Weiss Kreuz Fan Fiction ❯ Walking on Hell ❯ Interlude - Meditation 3 ( Chapter 9 )

[ X - Adult: No readers under 18. Contains Graphic Adult Themes/Extreme violence. ]

Walking on Hell
Scribblemoose

Never forget:
We walk on hell
Gazing at flowers

Issa

Interlude - Meditation 3

Aya sat in the car, a plain blue Toyota rather than his beloved Porsche, and stared intently out of the window. His white knuckled hands clenched the steering wheel as he watched Aya-chan opening up the flower shop.

She carried out buckets of flowers one by one, humming to herself as she worked, tweaking blooms into place. Tasks he'd done himself, day after day after day while he was caring for her, searching for her, always thinking of her. Always.

He wondered if she ever thought of him.

Once or twice, when he'd phoned the shop, unable to stop himself, desperate to hear her voice, she'd sounded a little breathless, excited... but how could she know it was him? More likely she'd expected it to be some new boyfriend on the other end of the line.

Except. There was no boyfriend. He knew. He knew when her classes were, which shifts she worked in the shop, what she was studying, which teachers she liked and which she hated, and he knew she didn't have a boyfriend.

Kritiker had their uses, after all.

Why hadn't it stopped?

His chest still ached from Schion's blade, his mentor's words still rang in his ears.

"Go back to your sister... she's been waiting for you for so long..."

Was she waiting for him?

He ought to go. He was meeting Yohji in half an hour, he had to go.

There was so little left. Schion and his group had swept through their lives like fire, leaving only the bare bones of Kritiker behind. So many gone - Manx, Birman, Kurasuma.... Even Weiss themselves... Omi was living with his grandfather now, Ken was in Kritiker's psychiatric unit, and Yohji-

Yohji was fighting his demons, as always. Alone.

The thought made Aya ache inside, but he told himself it didn't matter. He'd always known the end would come, again, and this was it.

He yearned to rush into the Koneko and sweep Aya-chan into his arms, twirl her around and bury his face in her sweet-smelling hair. To tell her he loved her, to hear her laughter.

But it was too dangerous, for her and for him. He needed to keep his focus. He couldn't have her in his life, so he needed to make her world better, the only way he really knew how.

Whenever Kritiker called him, Aya knew he'd be there. With that acceptance came an odd kind of peace. Aya-chan would never know his secret; she'd always remember the brother he'd wanted to be for her. This was his choice.
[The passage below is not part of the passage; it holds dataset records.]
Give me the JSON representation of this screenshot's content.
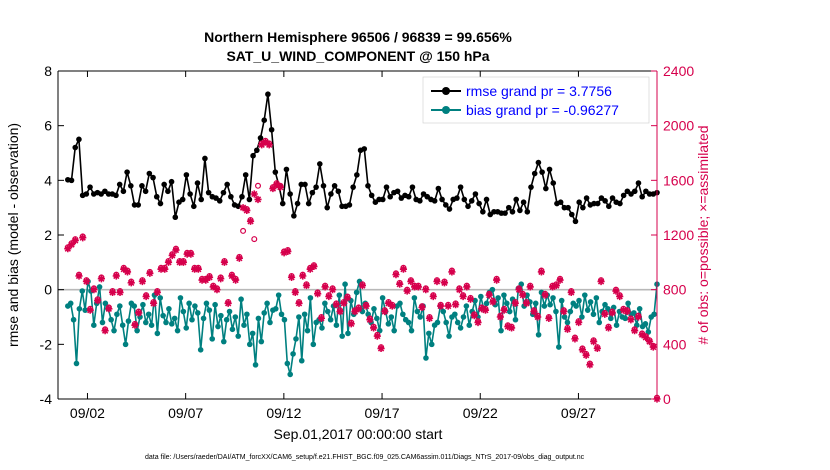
{
  "chart_data": {
    "type": "line",
    "title": "Northern Hemisphere 96506 / 96839 = 99.656%",
    "subtitle": "SAT_U_WIND_COMPONENT @ 150 hPa",
    "xlabel": "Sep.01,2017 00:00:00 start",
    "ylabel": "rmse and bias (model - observation)",
    "y2label": "# of obs: o=possible; ×=assimilated",
    "footer": "data file: /Users/raeder/DAI/ATM_forcXX/CAM6_setup/f.e21.FHIST_BGC.f09_025.CAM6assim.011/Diags_NTrS_2017-09/obs_diag_output.nc",
    "xlim": [
      0.5,
      31
    ],
    "ylim": [
      -4,
      8
    ],
    "y2lim": [
      0,
      2400
    ],
    "xticks": [
      {
        "v": 2,
        "label": "09/02"
      },
      {
        "v": 7,
        "label": "09/07"
      },
      {
        "v": 12,
        "label": "09/12"
      },
      {
        "v": 17,
        "label": "09/17"
      },
      {
        "v": 22,
        "label": "09/22"
      },
      {
        "v": 27,
        "label": "09/27"
      }
    ],
    "yticks": [
      -4,
      -2,
      0,
      2,
      4,
      6,
      8
    ],
    "y2ticks": [
      0,
      400,
      800,
      1200,
      1600,
      2000,
      2400
    ],
    "series": [
      {
        "name": "rmse grand pr = 3.7756",
        "color": "#000000",
        "axis": "left",
        "values": [
          4.02,
          4.0,
          5.2,
          5.5,
          3.45,
          3.5,
          3.75,
          3.5,
          3.55,
          3.5,
          3.6,
          3.5,
          3.5,
          3.45,
          3.85,
          3.6,
          4.3,
          3.8,
          3.1,
          3.1,
          3.8,
          3.6,
          4.25,
          4.1,
          3.4,
          3.15,
          3.85,
          3.6,
          3.95,
          2.65,
          3.2,
          3.3,
          4.2,
          3.5,
          3.05,
          3.9,
          3.3,
          4.8,
          3.55,
          3.4,
          3.35,
          3.25,
          3.55,
          3.85,
          3.4,
          3.1,
          3.05,
          3.4,
          4.2,
          3.3,
          4.9,
          5.1,
          5.55,
          6.2,
          7.15,
          5.85,
          4.3,
          3.8,
          3.15,
          4.4,
          3.5,
          2.7,
          3.15,
          3.85,
          3.85,
          3.15,
          3.55,
          3.75,
          4.6,
          3.8,
          3.0,
          3.5,
          3.8,
          3.6,
          3.05,
          3.05,
          3.1,
          3.75,
          4.2,
          5.1,
          5.15,
          3.8,
          3.45,
          3.2,
          3.3,
          3.3,
          3.75,
          3.4,
          3.55,
          3.6,
          3.35,
          3.45,
          3.4,
          3.75,
          3.3,
          3.25,
          3.5,
          3.4,
          3.3,
          3.25,
          3.7,
          3.3,
          3.1,
          2.95,
          3.3,
          3.35,
          3.75,
          3.3,
          3.05,
          3.25,
          3.5,
          3.15,
          2.85,
          3.3,
          2.75,
          2.85,
          2.85,
          2.8,
          2.8,
          3.0,
          2.85,
          3.3,
          2.9,
          3.2,
          2.85,
          3.75,
          4.25,
          4.65,
          4.3,
          3.7,
          4.4,
          3.9,
          3.15,
          3.2,
          3.0,
          3.0,
          2.75,
          2.5,
          3.2,
          3.0,
          3.35,
          3.1,
          3.15,
          3.15,
          3.35,
          3.25,
          3.05,
          3.35,
          3.2,
          3.15,
          3.45,
          3.6,
          3.5,
          3.6,
          3.9,
          3.4,
          3.6,
          3.5,
          3.5,
          3.55
        ]
      },
      {
        "name": "bias grand pr = -0.96277",
        "color": "#008080",
        "axis": "left",
        "values": [
          -0.6,
          -0.5,
          -1.1,
          -2.7,
          -0.7,
          -0.05,
          -0.75,
          0.3,
          -0.05,
          -1.3,
          -0.5,
          0.1,
          -1.2,
          -0.5,
          -0.7,
          -1.1,
          -1.5,
          -0.9,
          -0.6,
          -1.3,
          -2.0,
          -1.15,
          -0.5,
          -0.6,
          -1.5,
          -1.0,
          -0.55,
          -1.2,
          -0.9,
          -1.3,
          -0.2,
          -1.6,
          -0.3,
          -0.95,
          -1.2,
          -0.7,
          -1.25,
          -1.05,
          -1.5,
          -0.3,
          -0.8,
          -1.4,
          -0.5,
          -1.1,
          -0.6,
          -0.85,
          -2.2,
          -1.05,
          -0.5,
          -0.75,
          -1.8,
          -0.55,
          -1.35,
          -0.95,
          -1.9,
          -1.1,
          -0.8,
          -1.45,
          -1.0,
          -1.7,
          -0.35,
          -1.3,
          -0.9,
          -2.0,
          -1.6,
          -2.75,
          -1.05,
          -1.9,
          -0.85,
          -0.5,
          -1.2,
          -0.75,
          -0.7,
          -0.2,
          -0.9,
          -1.1,
          -2.7,
          -3.1,
          -2.35,
          -1.8,
          -1.0,
          -2.6,
          -0.9,
          -1.5,
          -0.3,
          -2.0,
          -1.2,
          -1.1,
          -1.4,
          -0.5,
          -0.8,
          -1.1,
          -0.6,
          -1.3,
          -0.2,
          -1.7,
          0.2,
          -1.6,
          -0.4,
          -0.9,
          -0.1,
          0.3,
          -0.8,
          -0.5,
          -0.9,
          -1.2,
          -0.7,
          -1.05,
          -1.5,
          -0.3,
          -0.8,
          -1.25,
          -1.0,
          -1.5,
          -0.6,
          -0.5,
          -0.9,
          -1.1,
          -1.2,
          -1.5,
          -0.3,
          -0.8,
          -1.0,
          -0.6,
          -2.5,
          -1.6,
          -2.0,
          -1.3,
          -1.2,
          -0.6,
          -0.8,
          -1.2,
          -1.7,
          -1.0,
          -0.9,
          -1.2,
          -1.4,
          -1.0,
          -0.6,
          -1.3,
          -0.8,
          -0.4,
          -1.0,
          -0.25,
          -0.7,
          -0.5,
          -0.1,
          0.0,
          -0.55,
          -0.3,
          -1.5,
          -0.2,
          -0.5,
          -0.8,
          -0.35,
          -1.1,
          0.05,
          0.2,
          -0.6,
          -0.2,
          -0.45,
          -0.9,
          -0.5,
          -1.65,
          -0.1,
          -0.6,
          -0.2,
          -0.55,
          -0.3,
          -0.8,
          -2.1,
          -0.4,
          -1.0,
          -1.2,
          -0.8,
          -0.5,
          -0.6,
          -0.4,
          -1.0,
          -0.2,
          -0.75,
          -0.45,
          -0.9,
          -0.3,
          -1.2,
          -0.8,
          -0.55,
          -0.7,
          -1.05,
          -0.65,
          -1.3,
          -0.8,
          -1.0,
          -1.05,
          -0.5,
          -0.9,
          -0.85,
          -1.3,
          -0.7,
          -1.35,
          -1.25,
          -1.55,
          -1.0,
          -0.9,
          0.2
        ]
      },
      {
        "name": "obs assimilated",
        "color": "#d6004c",
        "axis": "right",
        "marker": "*",
        "values": [
          1100,
          1130,
          1160,
          900,
          1180,
          860,
          650,
          800,
          720,
          880,
          500,
          660,
          780,
          900,
          780,
          950,
          930,
          850,
          540,
          630,
          860,
          750,
          920,
          700,
          780,
          950,
          950,
          1000,
          1050,
          1090,
          1000,
          1000,
          1060,
          1060,
          950,
          950,
          870,
          870,
          890,
          820,
          800,
          880,
          1000,
          700,
          900,
          870,
          1030,
          1400,
          1380,
          1300,
          1500,
          1460,
          1860,
          1880,
          1860,
          1540,
          1570,
          1550,
          1070,
          1080,
          890,
          780,
          700,
          900,
          830,
          950,
          970,
          770,
          590,
          820,
          750,
          800,
          690,
          640,
          700,
          740,
          550,
          640,
          660,
          830,
          680,
          580,
          520,
          460,
          370,
          640,
          700,
          680,
          910,
          840,
          950,
          790,
          860,
          820,
          820,
          670,
          800,
          590,
          750,
          860,
          680,
          850,
          680,
          930,
          690,
          800,
          750,
          820,
          730,
          610,
          560,
          660,
          650,
          760,
          710,
          870,
          600,
          650,
          530,
          520,
          700,
          800,
          760,
          700,
          820,
          640,
          600,
          930,
          760,
          590,
          820,
          830,
          870,
          640,
          510,
          780,
          440,
          560,
          360,
          320,
          250,
          420,
          370,
          860,
          620,
          520,
          630,
          790,
          750,
          650,
          640,
          580,
          500,
          600,
          470,
          450,
          420,
          380,
          0
        ]
      },
      {
        "name": "obs possible",
        "color": "#d6004c",
        "axis": "right",
        "marker": "o",
        "values": [
          1110,
          1140,
          1170,
          910,
          1190,
          870,
          660,
          810,
          730,
          890,
          510,
          670,
          790,
          910,
          790,
          960,
          940,
          860,
          550,
          640,
          870,
          760,
          930,
          710,
          790,
          960,
          960,
          1010,
          1060,
          1100,
          1010,
          1010,
          1070,
          1070,
          960,
          960,
          880,
          880,
          900,
          830,
          810,
          890,
          1010,
          710,
          910,
          880,
          1040,
          1230,
          1390,
          1310,
          1170,
          1560,
          1870,
          1890,
          1870,
          1550,
          1580,
          1560,
          1080,
          1090,
          900,
          790,
          710,
          910,
          840,
          960,
          980,
          780,
          600,
          830,
          760,
          810,
          700,
          650,
          710,
          750,
          560,
          650,
          670,
          840,
          690,
          590,
          530,
          470,
          380,
          650,
          710,
          690,
          920,
          850,
          960,
          800,
          870,
          830,
          830,
          680,
          810,
          600,
          760,
          870,
          690,
          860,
          690,
          940,
          700,
          810,
          760,
          830,
          740,
          620,
          570,
          670,
          660,
          770,
          720,
          880,
          610,
          660,
          540,
          530,
          710,
          810,
          770,
          710,
          830,
          650,
          610,
          940,
          770,
          600,
          830,
          840,
          880,
          650,
          520,
          790,
          450,
          570,
          370,
          330,
          260,
          430,
          380,
          870,
          630,
          530,
          640,
          800,
          760,
          660,
          650,
          590,
          510,
          610,
          480,
          460,
          430,
          390,
          10
        ]
      }
    ]
  }
}
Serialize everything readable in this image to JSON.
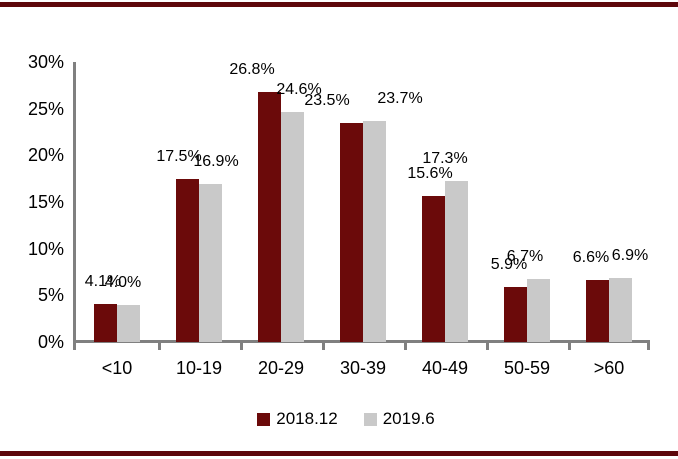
{
  "colors": {
    "series1": "#6B0A0A",
    "series2": "#C9C9C9",
    "rule": "#5E070B",
    "axis": "#808080",
    "text": "#000000"
  },
  "chart_data": {
    "type": "bar",
    "categories": [
      "<10",
      "10-19",
      "20-29",
      "30-39",
      "40-49",
      "50-59",
      ">60"
    ],
    "series": [
      {
        "name": "2018.12",
        "color": "#6B0A0A",
        "values": [
          4.1,
          17.5,
          26.8,
          23.5,
          15.6,
          5.9,
          6.6
        ],
        "labels": [
          "4.1%",
          "17.5%",
          "26.8%",
          "23.5%",
          "15.6%",
          "5.9%",
          "6.6%"
        ]
      },
      {
        "name": "2019.6",
        "color": "#C9C9C9",
        "values": [
          4.0,
          16.9,
          24.6,
          23.7,
          17.3,
          6.7,
          6.9
        ],
        "labels": [
          "4.0%",
          "16.9%",
          "24.6%",
          "23.7%",
          "17.3%",
          "6.7%",
          "6.9%"
        ]
      }
    ],
    "title": "",
    "xlabel": "",
    "ylabel": "",
    "y_axis": {
      "min": 0,
      "max": 30,
      "step": 5,
      "tick_labels": [
        "0%",
        "5%",
        "10%",
        "15%",
        "20%",
        "25%",
        "30%"
      ]
    },
    "grid": false,
    "legend_position": "bottom",
    "data_labels_visible": true
  }
}
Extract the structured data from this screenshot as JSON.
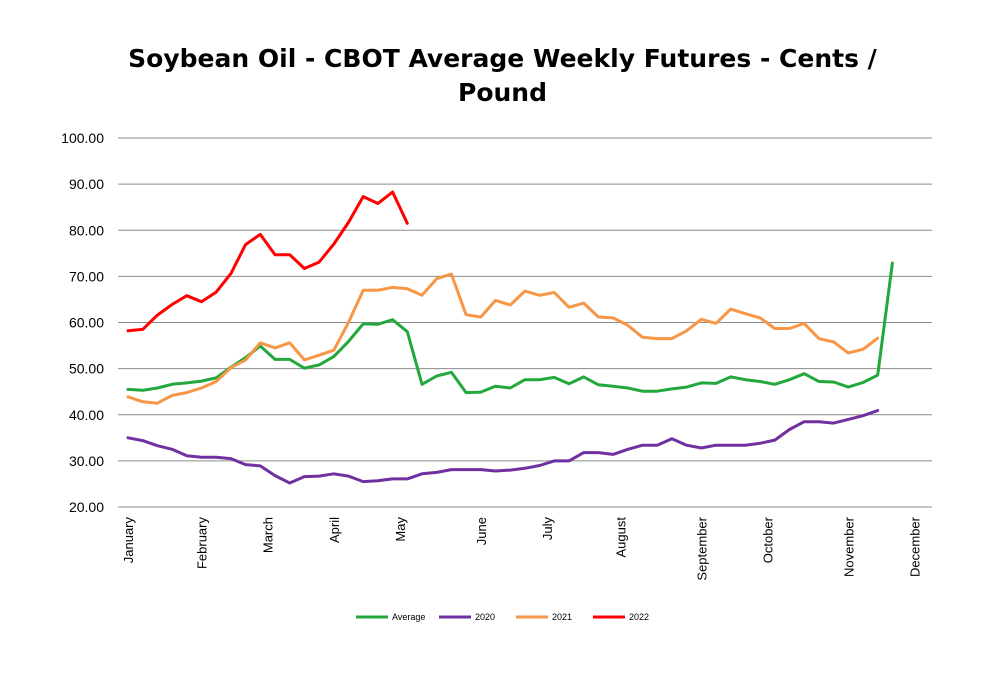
{
  "chart_data": {
    "type": "line",
    "title_line1": "Soybean Oil - CBOT Average Weekly Futures - Cents /",
    "title_line2": "Pound",
    "xlabel": "",
    "ylabel": "",
    "ylim": [
      20,
      100
    ],
    "yticks": [
      "20.00",
      "30.00",
      "40.00",
      "50.00",
      "60.00",
      "70.00",
      "80.00",
      "90.00",
      "100.00"
    ],
    "x_month_labels": [
      {
        "label": "January",
        "week": 1
      },
      {
        "label": "February",
        "week": 6
      },
      {
        "label": "March",
        "week": 10.5
      },
      {
        "label": "April",
        "week": 15
      },
      {
        "label": "May",
        "week": 19.5
      },
      {
        "label": "June",
        "week": 25
      },
      {
        "label": "July",
        "week": 29.5
      },
      {
        "label": "August",
        "week": 34.5
      },
      {
        "label": "September",
        "week": 40
      },
      {
        "label": "October",
        "week": 44.5
      },
      {
        "label": "November",
        "week": 50
      },
      {
        "label": "December",
        "week": 54.5
      }
    ],
    "grid": true,
    "legend_position": "bottom",
    "series": [
      {
        "name": "Average",
        "color": "#22a83c",
        "values": [
          45.5,
          45.3,
          45.8,
          46.6,
          46.9,
          47.3,
          48.0,
          50.3,
          52.4,
          54.9,
          52.0,
          52.0,
          50.1,
          50.8,
          52.6,
          55.9,
          59.7,
          59.6,
          60.6,
          58.0,
          46.6,
          48.4,
          49.2,
          44.8,
          44.9,
          46.2,
          45.8,
          47.6,
          47.6,
          48.1,
          46.7,
          48.2,
          46.5,
          46.2,
          45.8,
          45.1,
          45.1,
          45.6,
          46.0,
          46.9,
          46.8,
          48.2,
          47.6,
          47.2,
          46.6,
          47.6,
          48.9,
          47.2,
          47.1,
          46.0,
          47.0,
          48.6,
          72.9
        ]
      },
      {
        "name": "2020",
        "color": "#7030a0",
        "values": [
          35.0,
          34.4,
          33.3,
          32.5,
          31.1,
          30.8,
          30.8,
          30.5,
          29.2,
          28.9,
          26.8,
          25.2,
          26.6,
          26.7,
          27.2,
          26.7,
          25.5,
          25.7,
          26.1,
          26.1,
          27.2,
          27.5,
          28.1,
          28.1,
          28.1,
          27.8,
          28.0,
          28.4,
          29.0,
          30.0,
          30.0,
          31.8,
          31.8,
          31.4,
          32.5,
          33.4,
          33.4,
          34.8,
          33.4,
          32.8,
          33.4,
          33.4,
          33.4,
          33.8,
          34.5,
          36.8,
          38.5,
          38.5,
          38.2,
          39.0,
          39.8,
          40.9
        ]
      },
      {
        "name": "2021",
        "color": "#f79646",
        "values": [
          43.9,
          42.8,
          42.5,
          44.2,
          44.8,
          45.8,
          47.2,
          50.2,
          51.9,
          55.6,
          54.5,
          55.6,
          51.9,
          52.9,
          54.0,
          60.0,
          67.0,
          67.0,
          67.6,
          67.3,
          65.9,
          69.5,
          70.5,
          61.7,
          61.2,
          64.8,
          63.8,
          66.8,
          65.9,
          66.5,
          63.3,
          64.2,
          61.2,
          61.0,
          59.4,
          56.8,
          56.5,
          56.5,
          58.2,
          60.7,
          59.8,
          62.9,
          61.9,
          61.0,
          58.7,
          58.7,
          59.8,
          56.5,
          55.8,
          53.4,
          54.2,
          56.6
        ]
      },
      {
        "name": "2022",
        "color": "#ff0000",
        "values": [
          58.2,
          58.5,
          61.6,
          63.9,
          65.8,
          64.5,
          66.6,
          70.6,
          76.9,
          79.1,
          74.7,
          74.7,
          71.7,
          73.1,
          77.0,
          81.7,
          87.3,
          85.8,
          88.3,
          81.5
        ]
      }
    ]
  }
}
It was enough.

He remembered a night, just a few months ago. Before Schion. When Yohji had crawled back from some bar, drunk and miserable, and looked at Aya with big green eyes, begging for comfort.

As if he could give Yohji the kind of comfort he wanted, sharing a trailer with Ken and Omi. Especially a feuding Ken and Omi.

So they went to a hotel.

Aya's eyes slid closed at the memory. Of hopeless kisses, the functional press of bodies. Sordid and pointless. Yohji tense, quiet, unreachable. His beauty tainted; polluted by his own misery.

Never again.

It had been so inevitable that it wasn't even a betrayal, when Yohji returned to the ghost of Asuka to wallow in his own sin. As inevitable as Ken's bloodlust, as Omi being a Takatori. Aya had known. Aya had always known.

With acceptance comes peace.

Aya-chan turned, and looked towards the car; Aya only just managed to duck down in time. He could feel her: her eyes searching the street on a whim, endlessly optimistic, sensing him close to her. His heart pounded in his chest, as if an enemy was stalking him.

He heard the distant, familiar ring of the Koneko door as Aya-chan went back inside.

Aya started the car, and drove away.